We've all heard the story about the tortoise and the hare. How against the odds the tortoise beats the hare in a race.
You have to hand it to the tortoise, they are resourceful creatures. They generally have the longest lifespans of any animal, and some individuals are known to have lived longer than 150 years.
But being as slow as they are, to live that long, takes some feat. And of course having ready-made armour helps.
Yes, the tortoise shell has served its master well, safeguarding it from unwanted predators, right back to its origins over 220 million years ago.
The trouble is, as the years have moved on, the tortoise hasn't. And what was once a reliable defence mechanism, no longer I'm afraid to say, meets the needs for 21st century predators.
I read a bizarre and shocking story recently of how cars have become an issue for tortoises. It concerned experiments in America which showed that people would deliberately try and run them over if they saw them in the road.
Quite why anyone would do this is a mystery. But what is clear is that the defence mechanism that was designed to keep out past predators is ineffective to todays.
The hare also faces a 21st century problem. National Geographic recently stated that North American snowshoe hares need to evolve to cope with climate change, and todays predators.
Traditionally, the snowshoe hares changed coat colour with the seasons so that they blend in with their surroundings.
So in winter you could expect to see - or not see I should say - a white hare to blend in with snow.
And by spring time, they will moult their fur to change to a muddy brown to blend in when the snow melts away.
This has served the hare well over the years. The trouble is that due to climate change, the snowshoe hare can no longer rely on winter snowfalls to blend against.
And as National Geographic put it:
"Gleaming white on a brown background of dirt and leaves, the hares might as well be wearing an "eat me" sign for lynx and other predators."
So the tortoise and the hare find themselves once again in a race. But this time it's a race for survival.
And it's all because the environment around them changed over time, whereas they didn't.
This sentiment is every bit as true to us as individuals at home and employees in the work place.
This is particularly apparent when applied to the way we do business. The one-way model of selling and buying is now an outdated relationship between companies and consumers.
This week is National Storytelling Week, and I'm reminded of the words of Nobel laureate in Literature, Eugene O'Neill, when he said "there is no present or future, only the past happening over and over again now."
I feel this way about how we consume. We make, we use, we throw away, and then we repeat the process again and again.

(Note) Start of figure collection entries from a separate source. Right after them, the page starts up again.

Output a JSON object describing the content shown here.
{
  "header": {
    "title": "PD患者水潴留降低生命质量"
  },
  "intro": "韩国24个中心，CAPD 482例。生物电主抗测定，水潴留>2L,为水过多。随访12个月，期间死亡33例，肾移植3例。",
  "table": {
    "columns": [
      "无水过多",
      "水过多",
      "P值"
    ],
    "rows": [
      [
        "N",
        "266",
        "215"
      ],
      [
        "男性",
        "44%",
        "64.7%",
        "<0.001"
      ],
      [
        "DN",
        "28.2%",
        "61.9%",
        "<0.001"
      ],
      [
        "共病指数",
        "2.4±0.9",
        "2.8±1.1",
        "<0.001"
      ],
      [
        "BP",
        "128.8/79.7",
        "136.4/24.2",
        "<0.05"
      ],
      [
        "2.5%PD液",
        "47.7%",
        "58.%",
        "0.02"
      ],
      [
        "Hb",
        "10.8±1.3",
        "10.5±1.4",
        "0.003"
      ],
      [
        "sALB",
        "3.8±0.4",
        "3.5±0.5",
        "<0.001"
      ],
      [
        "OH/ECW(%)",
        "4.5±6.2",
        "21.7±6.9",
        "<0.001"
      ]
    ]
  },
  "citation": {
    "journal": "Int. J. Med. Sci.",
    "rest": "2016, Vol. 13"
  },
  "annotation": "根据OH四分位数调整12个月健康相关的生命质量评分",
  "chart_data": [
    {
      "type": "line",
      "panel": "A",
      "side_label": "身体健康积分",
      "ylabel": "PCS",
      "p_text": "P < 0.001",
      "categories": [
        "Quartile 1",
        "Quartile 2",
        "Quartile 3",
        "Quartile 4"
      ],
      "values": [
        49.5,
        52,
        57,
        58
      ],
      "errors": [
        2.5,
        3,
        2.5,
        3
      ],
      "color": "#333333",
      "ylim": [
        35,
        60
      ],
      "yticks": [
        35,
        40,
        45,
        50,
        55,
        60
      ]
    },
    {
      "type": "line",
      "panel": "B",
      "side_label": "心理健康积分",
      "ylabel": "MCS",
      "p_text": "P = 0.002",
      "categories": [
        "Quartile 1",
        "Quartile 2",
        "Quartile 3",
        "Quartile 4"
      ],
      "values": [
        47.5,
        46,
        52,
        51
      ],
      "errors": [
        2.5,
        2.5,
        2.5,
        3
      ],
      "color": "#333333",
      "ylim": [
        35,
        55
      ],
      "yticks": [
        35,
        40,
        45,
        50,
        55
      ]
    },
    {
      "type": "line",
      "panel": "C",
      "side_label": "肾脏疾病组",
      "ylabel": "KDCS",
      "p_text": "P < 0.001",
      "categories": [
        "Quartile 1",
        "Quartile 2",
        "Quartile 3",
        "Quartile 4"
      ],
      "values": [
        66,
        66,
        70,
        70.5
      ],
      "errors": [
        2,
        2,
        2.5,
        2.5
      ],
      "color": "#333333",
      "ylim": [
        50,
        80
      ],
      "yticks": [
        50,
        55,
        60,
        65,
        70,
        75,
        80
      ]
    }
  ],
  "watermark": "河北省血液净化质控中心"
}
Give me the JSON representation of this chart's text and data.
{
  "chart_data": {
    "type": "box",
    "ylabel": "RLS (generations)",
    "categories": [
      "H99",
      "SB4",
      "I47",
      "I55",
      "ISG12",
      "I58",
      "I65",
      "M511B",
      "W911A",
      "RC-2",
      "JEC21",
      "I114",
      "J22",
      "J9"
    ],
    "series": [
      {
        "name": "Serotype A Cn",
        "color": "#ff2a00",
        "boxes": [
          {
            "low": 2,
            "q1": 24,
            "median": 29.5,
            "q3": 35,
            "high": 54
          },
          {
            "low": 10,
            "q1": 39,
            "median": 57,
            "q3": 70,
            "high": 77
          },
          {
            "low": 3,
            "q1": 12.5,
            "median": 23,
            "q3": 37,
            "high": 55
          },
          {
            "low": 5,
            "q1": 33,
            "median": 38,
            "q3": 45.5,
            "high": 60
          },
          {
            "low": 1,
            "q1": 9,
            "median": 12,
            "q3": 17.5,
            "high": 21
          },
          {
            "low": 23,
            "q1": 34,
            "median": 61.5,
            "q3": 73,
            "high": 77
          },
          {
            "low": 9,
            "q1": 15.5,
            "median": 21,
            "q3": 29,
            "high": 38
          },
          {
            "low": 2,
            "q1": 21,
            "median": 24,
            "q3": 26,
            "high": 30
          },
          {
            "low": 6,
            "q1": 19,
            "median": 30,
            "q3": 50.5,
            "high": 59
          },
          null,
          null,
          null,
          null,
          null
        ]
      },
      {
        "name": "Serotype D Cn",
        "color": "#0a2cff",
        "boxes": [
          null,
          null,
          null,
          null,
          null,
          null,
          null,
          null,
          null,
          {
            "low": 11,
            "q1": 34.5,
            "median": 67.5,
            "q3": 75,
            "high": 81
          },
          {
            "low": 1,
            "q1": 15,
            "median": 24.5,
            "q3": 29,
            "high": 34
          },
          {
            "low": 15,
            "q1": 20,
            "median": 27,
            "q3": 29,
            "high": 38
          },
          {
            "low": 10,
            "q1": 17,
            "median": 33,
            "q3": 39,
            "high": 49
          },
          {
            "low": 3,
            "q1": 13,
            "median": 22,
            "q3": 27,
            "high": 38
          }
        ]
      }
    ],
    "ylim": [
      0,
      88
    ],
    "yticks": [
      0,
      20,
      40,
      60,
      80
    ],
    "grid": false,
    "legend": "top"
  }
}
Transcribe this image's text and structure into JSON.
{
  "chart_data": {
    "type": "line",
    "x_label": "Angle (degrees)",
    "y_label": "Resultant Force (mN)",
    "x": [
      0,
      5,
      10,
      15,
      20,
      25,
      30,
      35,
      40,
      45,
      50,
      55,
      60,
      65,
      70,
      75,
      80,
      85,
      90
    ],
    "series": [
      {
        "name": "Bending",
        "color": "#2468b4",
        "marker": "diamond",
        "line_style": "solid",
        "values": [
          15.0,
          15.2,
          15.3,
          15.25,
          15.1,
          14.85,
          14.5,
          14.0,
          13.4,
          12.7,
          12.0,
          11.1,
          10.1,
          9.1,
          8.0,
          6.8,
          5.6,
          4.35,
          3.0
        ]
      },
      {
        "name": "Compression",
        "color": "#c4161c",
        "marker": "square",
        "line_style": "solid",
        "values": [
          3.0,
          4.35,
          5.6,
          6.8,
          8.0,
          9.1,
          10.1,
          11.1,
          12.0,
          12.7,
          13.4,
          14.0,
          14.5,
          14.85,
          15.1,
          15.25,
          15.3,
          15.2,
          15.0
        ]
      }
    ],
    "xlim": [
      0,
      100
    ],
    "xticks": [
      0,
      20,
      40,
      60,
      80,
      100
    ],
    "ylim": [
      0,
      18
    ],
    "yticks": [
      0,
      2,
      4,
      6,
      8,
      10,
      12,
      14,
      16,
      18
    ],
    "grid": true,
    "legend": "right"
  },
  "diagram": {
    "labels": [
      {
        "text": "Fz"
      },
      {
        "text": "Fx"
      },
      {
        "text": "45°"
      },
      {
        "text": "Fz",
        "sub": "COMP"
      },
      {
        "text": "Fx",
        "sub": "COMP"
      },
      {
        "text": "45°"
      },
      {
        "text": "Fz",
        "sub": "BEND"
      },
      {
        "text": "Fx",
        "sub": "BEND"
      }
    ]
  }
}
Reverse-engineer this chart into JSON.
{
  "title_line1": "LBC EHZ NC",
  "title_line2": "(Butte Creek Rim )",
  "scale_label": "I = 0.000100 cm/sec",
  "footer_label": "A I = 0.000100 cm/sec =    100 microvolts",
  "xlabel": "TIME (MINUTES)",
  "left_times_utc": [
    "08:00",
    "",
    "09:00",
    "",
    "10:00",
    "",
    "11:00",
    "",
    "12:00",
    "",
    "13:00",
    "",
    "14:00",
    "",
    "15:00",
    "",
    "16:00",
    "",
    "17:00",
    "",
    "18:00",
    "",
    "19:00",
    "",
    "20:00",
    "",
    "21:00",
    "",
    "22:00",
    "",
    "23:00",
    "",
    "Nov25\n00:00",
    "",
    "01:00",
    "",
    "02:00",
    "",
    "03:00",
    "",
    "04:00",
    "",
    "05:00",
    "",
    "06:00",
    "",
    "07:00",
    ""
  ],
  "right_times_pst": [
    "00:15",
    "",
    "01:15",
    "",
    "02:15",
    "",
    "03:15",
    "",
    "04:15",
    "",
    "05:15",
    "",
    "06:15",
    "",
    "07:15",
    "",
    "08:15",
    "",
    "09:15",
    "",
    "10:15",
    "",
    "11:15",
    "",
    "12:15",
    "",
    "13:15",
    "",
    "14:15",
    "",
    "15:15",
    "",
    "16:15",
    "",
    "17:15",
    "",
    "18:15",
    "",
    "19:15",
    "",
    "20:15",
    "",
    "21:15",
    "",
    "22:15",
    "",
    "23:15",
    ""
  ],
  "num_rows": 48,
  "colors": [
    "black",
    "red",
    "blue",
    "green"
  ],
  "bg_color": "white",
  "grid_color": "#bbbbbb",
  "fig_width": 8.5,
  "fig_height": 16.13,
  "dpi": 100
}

It neither has to be this way nor can continue to be if we want our children to enjoy the type of lifestyle we have come accustomed to in the West.
Not when we draw three planets worth of resources from our one planet, and on August 12 last year our collective use of natural resources exceeded the planet's ability to replenish them. That date falls earlier in the year each year.
And not with population growth meaning ever more people need to be supplied goods - around another 2,000 more since you started reading this article.
Many of those joining the rising global middle classes, and with it greater consumption.
Yet, this message still does not resonate with enough people, it's like a kind of blissful ignorance which will come back to bite us.
Imagine if the world's resources was money, and we all wilfully spent more than we had, and kept doing it over and over again. We'd be seen as foolish, reckless, and would face economic crisis.
Yet, we give little consideration to our natural resources, the environment. And unlike money, there is no credit, or pay later option.
Once the resources are gone, they're gone forever.
So we need to move away from the linear make-use-throw away economy, to a circular economy, where we use less and we maximise the life of products and materials.
It means we need to re-invent how we design, produce and sell products, re-think how we consume them, and redefine what is possible through re-use and recycling.
Unlike the original The Tortoise and the Hare story, the choices facing us are not stuff of fiction.
We have a shared interest in getting this right, because as novelist Wendell Berry said: "The Earth is what we all have in common."
So let's make this story one with a happy ending.